A longitudinal study of a prospective series of 55 adults with severe traumatic brain injury was conducted to investigate the development of self-awareness in patients over the first year after injury. The development of self-awareness has, in the past, been associated with enhanced motivation to participate in rehabilitation and with increased emotional distress. However, research to date has been inconclusive about the effect of self-awareness of deficits on an individual's outcome from rehabilitation.
In Chapter 1, a conceptual model is proposed postulating that an interplay of self-awareness, motivation, and emotional distress occurs following traumatic brain injury which ultimately influences the level of functional outcome achieved by the patient. A working definition of self-awareness following traumatic brain injury is introduced in Chapter 2 which identifies three levels of self-awareness: 1) self-awareness of the injury-related deficits, 2) self-awareness of the consequences of deficits, and 3) the ability to set realistic goals.
Various means of evaluating self- awareness are reviewed in Chapter 3. A self-awareness assessment battery was compiled incorporating the Patient Competency Rating Scale, the Head Injury Behaviour Scale, the Change Assessment Questionnaire, and the Self- Awareness of Deficits Interview (which was developed for the purposes of this study).
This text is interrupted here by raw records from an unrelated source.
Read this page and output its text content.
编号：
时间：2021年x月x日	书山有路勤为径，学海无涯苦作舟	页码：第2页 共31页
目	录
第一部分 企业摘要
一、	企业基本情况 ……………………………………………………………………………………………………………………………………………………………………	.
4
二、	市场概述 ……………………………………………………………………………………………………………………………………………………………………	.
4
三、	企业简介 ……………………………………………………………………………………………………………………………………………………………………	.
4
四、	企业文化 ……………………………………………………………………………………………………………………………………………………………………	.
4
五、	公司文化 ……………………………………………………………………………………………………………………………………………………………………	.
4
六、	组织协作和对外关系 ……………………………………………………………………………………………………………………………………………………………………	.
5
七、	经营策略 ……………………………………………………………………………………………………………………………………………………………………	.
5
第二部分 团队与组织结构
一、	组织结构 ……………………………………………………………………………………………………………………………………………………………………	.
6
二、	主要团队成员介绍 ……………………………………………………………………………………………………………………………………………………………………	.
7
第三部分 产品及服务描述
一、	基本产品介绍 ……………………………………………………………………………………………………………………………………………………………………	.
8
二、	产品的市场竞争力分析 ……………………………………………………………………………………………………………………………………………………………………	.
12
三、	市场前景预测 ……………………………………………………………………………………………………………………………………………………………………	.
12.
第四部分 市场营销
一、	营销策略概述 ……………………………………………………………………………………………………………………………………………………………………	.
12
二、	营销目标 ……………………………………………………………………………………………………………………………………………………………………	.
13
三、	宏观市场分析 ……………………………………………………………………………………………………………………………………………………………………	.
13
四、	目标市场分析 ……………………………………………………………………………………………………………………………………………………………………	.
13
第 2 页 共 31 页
The Beck Depression Inventory and the Beck Anxiety Inventory were selected to measure emotional distress, and the Sickness Impact Profile, the Disability Rating Scale, and the Community Integration Questionnaire were incorporated to evaluate functional outcome. Data was collected at 3, 6, 9 and 12 months post-injury using the battery according to the methodology described in Chapter 4. The recovery pattern of the subjects as measured by the Sickness Impact Profile is described in Chapter 5 along with outcome data for the subject sample.
In Chapter 6, preliminary investigations on the reliability and validity of the questionnaires used in the study were found to be encouraging, although only limited correlation was found between assessments. A comparison of the brain injury sample with two control groups (a student group and a hand clinic group) was conducted to demonstrate the extent of disorders of self-awareness after brain injury.
The results, in Chapter 7, indicated that the brain injury sample showed significantly poorer self- awareness of deficits as measured by the Patient Competency Rating Scale and the Head Injury Behaviour Scale compared to the student group, but not compared to the Hand Clinic group. Additionally in Chapter 7, the nature of disorders of self-awareness in the TBI population was investigated by an item analysis of the Patient Competency Rating Scale. Self-awareness was most impaired for activities with a large cognitive and socio-emotional component, and least impaired for basic activities of daily living, memory activities, and overt emotional behaviours.
Chapter 8 reports on the longitudinal profiles of scores on the Patient Competency Rating Scale, the Self-Awareness of Deficits Interview, the Change Assessment Questionnaire (Action subscale), and the Beck Depression Inventory. Four profile analyses investigated the relationship of the scores over time to outcome (good or poor) at 1 year post-injury. Outcome had a significant relationship with recovery on the Self-awareness of Deficits Interview. The good outcome group showed significantly greater development of self-awareness over time.
A cluster analytical approach was taken in Chapter 9 to identify homogeneous groups of subjects at 12 months post-injury. Three clusters were retrieved which were consistent with the hypothesised model. Subjects in the "high self-awareness" cluster were significantly more emotionally distressed, and more motivated to change their behaviour than subjects in the "low self-awareness" cluster. However, there was no significant difference in functional outcome between the high and low self-awareness clusters. The third cluster, labelled as "good recovery", had a profile indicating rapid, and more complete recovery and consequently little emotional distress or motivation to change was seen. The three clusters are illustrated by case studies.
The process of development of self-awareness following traumatic brain injury and implications for rehabilitation are discussed in Chapter 10, along with methodological problems, and directions for future research. It is proposed that the development of self-awareness involves a period of self-discovery accompanied by a grieving process. Although self-awareness plays a part in influencing recovery from traumatic brain injury, it is only one of many determinants of outcome.